Hepatocellular carcinoma (HCC) is the fastest rising cause of cancer related deaths in the United States. Survival is dismal except in a relatively small number of cases that are detected early and subjected to potentially curative treatment. Therefore, periodic surveillance for HCC has been recommended in patients with liver cirrhosis. Serum alpha-fetoprotein (AFP) has been extensively used as a marker for HCC detection, but its performance in the surveillance for HCC has been generally low. However, AFP test characteristics are influenced by severity and activity of liver disease that are partly reflected n serum levels of AST, ALT, bilirubin, platelets, etc. Incorporating some of these factors into an adjusted AFP-based algorithm may improve its predictive value in detecting HCC. Our preliminary predictive logistic model with AFP, age, ALT, and total bilirubin as continuous non-linear variables and interaction terms (AFP*ALT, AFP*bilirubin) found marked improvement in predicting HCC occurrence in the 6 months following an AFP test compared to AFP alone. This work has been accepted for publication in Gastroenterology. The proposed study will optimize the predictive utility of this promising yet preliminary algorithm by using an updated derivation dataset with longer follow up and more HCC cases, validate and refine the algorithm in two independent cohorts of HCV- and non HCV- related cirrhosis patients from the Department of Veterans Affairs (VA) and Kaiser Permanente Northern California (KPNC), and evaluate its clinical utility in detecting early HCC in comparison to liver ultrasound- and AFP -based screening at KPNC.
Aim 1 (DERIVATION OF THE ADJUSTED AFP ALGORITHM): To maximize the predictive value of our preliminary AFP based model (adjusted AFP) in predicting the occurrence of HCC and estimate cutoffs for positive or abnormal results in a large derivation dataset of patients with cirrhosis and hepatitis C infection.

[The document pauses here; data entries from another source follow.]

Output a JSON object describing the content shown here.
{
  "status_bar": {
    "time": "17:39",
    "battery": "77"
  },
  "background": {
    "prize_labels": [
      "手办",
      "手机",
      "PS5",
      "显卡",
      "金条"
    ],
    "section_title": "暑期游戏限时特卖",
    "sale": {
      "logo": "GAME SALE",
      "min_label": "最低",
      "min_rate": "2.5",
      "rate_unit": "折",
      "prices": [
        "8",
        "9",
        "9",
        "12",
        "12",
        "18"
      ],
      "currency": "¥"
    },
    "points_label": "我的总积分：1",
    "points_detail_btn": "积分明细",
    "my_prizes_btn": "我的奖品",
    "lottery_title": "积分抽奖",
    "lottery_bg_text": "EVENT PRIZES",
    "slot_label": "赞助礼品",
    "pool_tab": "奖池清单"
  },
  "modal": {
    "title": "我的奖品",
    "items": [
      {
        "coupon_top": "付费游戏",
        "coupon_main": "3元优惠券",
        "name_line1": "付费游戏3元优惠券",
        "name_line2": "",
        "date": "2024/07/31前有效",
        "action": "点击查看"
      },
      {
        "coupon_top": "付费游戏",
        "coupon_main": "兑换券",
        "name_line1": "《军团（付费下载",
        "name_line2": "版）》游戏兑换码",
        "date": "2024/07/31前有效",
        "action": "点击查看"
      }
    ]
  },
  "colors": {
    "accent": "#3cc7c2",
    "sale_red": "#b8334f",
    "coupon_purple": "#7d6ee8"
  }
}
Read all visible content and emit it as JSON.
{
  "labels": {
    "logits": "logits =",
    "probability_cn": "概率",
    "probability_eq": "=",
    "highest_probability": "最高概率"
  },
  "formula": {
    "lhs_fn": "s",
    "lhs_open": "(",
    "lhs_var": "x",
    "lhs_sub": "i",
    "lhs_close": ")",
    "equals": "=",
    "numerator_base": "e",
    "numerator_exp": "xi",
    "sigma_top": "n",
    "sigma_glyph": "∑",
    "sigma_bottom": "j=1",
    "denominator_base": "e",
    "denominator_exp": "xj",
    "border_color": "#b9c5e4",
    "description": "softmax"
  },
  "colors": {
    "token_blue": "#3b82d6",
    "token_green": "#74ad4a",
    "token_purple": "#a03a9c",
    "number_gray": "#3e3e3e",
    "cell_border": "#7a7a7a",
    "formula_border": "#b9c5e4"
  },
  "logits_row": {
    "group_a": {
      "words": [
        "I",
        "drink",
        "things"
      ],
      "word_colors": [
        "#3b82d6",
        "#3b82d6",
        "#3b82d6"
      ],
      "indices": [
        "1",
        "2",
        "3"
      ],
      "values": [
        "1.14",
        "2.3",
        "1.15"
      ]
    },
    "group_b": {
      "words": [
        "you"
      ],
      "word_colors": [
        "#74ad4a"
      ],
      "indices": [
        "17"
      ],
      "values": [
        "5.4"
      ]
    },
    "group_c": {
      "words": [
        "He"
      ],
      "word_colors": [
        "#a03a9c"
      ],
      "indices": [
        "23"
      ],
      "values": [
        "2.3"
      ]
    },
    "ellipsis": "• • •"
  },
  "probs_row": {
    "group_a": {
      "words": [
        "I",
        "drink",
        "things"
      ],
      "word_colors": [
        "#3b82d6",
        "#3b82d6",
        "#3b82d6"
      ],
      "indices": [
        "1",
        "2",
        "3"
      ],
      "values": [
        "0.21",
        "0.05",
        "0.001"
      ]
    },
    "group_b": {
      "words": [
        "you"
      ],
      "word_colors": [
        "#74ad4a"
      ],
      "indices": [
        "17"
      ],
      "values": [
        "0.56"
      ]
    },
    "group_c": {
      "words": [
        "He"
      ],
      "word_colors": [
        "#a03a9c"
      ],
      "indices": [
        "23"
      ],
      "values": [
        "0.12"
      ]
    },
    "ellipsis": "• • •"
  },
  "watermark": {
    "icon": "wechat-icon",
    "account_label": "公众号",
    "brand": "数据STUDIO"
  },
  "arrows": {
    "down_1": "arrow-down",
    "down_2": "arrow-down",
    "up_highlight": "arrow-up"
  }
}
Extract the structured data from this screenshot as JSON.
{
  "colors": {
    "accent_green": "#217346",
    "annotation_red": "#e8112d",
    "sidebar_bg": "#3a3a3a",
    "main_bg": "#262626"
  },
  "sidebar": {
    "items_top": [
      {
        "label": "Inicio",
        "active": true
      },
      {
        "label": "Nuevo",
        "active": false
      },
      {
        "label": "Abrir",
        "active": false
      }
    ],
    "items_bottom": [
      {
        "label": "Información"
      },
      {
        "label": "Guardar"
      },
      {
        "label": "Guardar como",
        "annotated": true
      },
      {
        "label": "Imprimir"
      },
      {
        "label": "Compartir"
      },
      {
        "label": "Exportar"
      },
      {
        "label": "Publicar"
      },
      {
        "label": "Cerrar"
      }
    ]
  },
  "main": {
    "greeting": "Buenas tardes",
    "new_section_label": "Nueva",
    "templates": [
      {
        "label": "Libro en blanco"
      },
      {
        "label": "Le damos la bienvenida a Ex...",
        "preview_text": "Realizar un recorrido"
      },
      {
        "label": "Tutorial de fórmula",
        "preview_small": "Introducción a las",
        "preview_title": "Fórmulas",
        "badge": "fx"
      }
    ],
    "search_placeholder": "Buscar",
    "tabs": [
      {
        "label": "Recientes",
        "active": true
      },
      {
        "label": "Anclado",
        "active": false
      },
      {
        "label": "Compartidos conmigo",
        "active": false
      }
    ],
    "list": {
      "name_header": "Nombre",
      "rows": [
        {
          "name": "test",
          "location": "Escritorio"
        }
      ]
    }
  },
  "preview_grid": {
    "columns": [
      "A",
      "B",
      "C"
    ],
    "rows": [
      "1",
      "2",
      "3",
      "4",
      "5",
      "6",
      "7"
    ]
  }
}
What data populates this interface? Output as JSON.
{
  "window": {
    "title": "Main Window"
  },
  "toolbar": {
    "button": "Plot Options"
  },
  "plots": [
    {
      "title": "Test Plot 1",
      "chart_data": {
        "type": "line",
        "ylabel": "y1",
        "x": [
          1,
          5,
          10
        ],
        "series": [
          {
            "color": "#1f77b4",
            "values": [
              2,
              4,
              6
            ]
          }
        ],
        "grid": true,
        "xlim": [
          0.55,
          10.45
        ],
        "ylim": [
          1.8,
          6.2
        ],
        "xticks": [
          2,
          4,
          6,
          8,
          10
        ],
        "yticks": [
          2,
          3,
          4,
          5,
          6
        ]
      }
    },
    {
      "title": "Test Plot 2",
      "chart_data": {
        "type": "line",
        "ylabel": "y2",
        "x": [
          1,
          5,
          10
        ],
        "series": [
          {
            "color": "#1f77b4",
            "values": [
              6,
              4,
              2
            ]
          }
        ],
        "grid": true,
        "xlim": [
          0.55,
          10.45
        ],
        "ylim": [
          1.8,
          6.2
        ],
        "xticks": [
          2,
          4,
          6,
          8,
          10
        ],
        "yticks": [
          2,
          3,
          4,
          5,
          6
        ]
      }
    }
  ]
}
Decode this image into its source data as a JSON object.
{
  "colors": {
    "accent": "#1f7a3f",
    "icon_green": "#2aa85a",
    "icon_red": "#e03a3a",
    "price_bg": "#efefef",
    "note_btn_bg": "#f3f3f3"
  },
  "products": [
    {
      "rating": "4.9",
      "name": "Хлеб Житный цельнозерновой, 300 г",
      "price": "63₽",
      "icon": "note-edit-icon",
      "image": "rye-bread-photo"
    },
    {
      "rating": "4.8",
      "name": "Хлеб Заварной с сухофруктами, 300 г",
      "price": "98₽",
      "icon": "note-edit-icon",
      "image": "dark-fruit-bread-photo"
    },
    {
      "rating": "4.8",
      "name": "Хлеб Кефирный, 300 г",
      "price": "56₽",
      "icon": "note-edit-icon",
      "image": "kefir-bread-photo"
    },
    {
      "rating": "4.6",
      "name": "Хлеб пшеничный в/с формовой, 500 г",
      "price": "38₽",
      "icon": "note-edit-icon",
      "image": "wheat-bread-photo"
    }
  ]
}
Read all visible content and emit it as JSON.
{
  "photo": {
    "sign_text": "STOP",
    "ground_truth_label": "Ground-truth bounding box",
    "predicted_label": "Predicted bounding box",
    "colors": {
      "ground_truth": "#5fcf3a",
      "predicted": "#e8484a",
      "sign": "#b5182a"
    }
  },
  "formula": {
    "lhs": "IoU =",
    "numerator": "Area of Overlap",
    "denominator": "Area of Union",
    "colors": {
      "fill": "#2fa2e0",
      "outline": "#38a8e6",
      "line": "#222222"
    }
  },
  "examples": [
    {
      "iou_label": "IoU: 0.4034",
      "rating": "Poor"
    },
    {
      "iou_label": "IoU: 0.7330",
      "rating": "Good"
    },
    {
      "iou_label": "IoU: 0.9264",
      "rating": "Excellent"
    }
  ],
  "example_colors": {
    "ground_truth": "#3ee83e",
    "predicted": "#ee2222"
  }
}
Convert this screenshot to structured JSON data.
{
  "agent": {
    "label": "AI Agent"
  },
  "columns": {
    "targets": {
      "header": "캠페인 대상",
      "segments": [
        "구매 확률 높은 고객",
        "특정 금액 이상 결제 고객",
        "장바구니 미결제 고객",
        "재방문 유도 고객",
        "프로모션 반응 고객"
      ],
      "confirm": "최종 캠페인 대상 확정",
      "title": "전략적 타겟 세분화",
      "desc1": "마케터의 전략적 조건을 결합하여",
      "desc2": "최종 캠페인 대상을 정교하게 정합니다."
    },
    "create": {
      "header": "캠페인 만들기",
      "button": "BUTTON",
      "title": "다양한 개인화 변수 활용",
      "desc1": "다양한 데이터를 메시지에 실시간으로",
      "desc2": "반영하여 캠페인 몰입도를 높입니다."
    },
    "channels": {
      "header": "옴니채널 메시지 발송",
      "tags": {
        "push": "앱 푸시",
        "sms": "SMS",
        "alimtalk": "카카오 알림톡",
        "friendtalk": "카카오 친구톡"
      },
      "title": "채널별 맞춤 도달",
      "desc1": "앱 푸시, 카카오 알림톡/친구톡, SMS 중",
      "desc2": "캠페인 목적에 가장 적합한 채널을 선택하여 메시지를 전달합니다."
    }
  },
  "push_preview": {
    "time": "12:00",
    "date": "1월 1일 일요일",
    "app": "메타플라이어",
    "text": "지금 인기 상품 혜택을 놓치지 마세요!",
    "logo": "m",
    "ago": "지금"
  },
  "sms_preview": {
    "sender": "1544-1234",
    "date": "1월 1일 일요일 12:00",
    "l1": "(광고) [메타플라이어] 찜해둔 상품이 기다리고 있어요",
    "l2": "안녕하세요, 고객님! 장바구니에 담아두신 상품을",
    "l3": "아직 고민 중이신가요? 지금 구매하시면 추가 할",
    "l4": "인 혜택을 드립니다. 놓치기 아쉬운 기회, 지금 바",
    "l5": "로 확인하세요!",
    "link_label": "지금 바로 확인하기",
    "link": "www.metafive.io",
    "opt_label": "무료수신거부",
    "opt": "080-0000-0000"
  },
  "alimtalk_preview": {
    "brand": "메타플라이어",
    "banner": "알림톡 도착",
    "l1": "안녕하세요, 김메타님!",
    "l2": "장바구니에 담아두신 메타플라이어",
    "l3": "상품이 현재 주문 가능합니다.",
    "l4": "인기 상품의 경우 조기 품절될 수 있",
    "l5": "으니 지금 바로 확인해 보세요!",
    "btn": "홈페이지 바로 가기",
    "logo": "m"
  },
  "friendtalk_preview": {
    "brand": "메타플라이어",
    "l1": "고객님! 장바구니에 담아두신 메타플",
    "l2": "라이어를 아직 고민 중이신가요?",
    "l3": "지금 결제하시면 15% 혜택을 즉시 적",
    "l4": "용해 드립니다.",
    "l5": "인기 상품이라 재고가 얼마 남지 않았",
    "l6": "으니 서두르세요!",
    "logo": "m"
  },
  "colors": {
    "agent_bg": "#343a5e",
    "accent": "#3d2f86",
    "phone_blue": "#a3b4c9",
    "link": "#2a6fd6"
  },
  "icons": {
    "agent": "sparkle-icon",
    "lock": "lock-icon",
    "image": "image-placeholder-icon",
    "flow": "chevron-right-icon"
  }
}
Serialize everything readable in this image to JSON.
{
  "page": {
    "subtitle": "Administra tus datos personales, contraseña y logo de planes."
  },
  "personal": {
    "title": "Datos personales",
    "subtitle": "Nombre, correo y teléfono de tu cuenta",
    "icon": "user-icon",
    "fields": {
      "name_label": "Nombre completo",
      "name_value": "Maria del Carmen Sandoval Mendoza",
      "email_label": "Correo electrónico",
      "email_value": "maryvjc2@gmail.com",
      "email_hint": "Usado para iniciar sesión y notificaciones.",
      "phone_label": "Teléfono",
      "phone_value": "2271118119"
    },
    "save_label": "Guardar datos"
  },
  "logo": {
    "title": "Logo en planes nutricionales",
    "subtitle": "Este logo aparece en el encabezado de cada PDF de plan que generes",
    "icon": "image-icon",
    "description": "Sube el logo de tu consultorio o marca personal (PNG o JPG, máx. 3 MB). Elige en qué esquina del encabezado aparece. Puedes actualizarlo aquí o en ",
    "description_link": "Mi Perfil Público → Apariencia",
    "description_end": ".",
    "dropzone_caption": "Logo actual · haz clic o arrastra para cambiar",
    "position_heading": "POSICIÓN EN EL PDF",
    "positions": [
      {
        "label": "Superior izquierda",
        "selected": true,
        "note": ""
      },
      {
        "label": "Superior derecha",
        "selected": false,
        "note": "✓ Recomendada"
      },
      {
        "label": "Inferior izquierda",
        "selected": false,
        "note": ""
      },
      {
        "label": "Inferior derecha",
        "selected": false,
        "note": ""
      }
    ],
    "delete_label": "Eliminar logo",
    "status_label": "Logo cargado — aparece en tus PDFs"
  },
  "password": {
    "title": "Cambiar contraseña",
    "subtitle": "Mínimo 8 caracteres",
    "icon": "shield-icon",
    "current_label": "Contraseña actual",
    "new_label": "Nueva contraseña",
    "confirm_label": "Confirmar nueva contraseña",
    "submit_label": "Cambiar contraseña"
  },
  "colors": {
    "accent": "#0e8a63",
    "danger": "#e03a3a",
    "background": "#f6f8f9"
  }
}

Aim 2 (EXTERNAL VALIDATION): To test the use of our adjusted AFP model in predicting the risk of HCC in two external cohorts of patients with cirrhosis due to various etiologies.
Aim 3 (TESTING OF CLINICAL UTILITY): To examine the clinical utility of the adjusted AFP algorithm in improving early HCC detection compared to standard serum AFP test with or without liver ultrasound screening (US) test. Given the wide availability of AFP tests, their high level of lab standardization, low cost, and the absence of promising and readily available new biomarkers, we believe that an adjusted AFP based algorithm may have an immediate utility and impact on clinical practice.
Liver cancer is the fastest rising cause of cancer related deaths in the US. Early detection is crucial for receiving curative therapy. A blood test that is widely used, called AFP, serves as a marker for liver cancer but has modest ability to detect early cancer. The goal of our proposal is combine AFP with other commonly available liver tests in order to improve its ability to detect early liver cancer.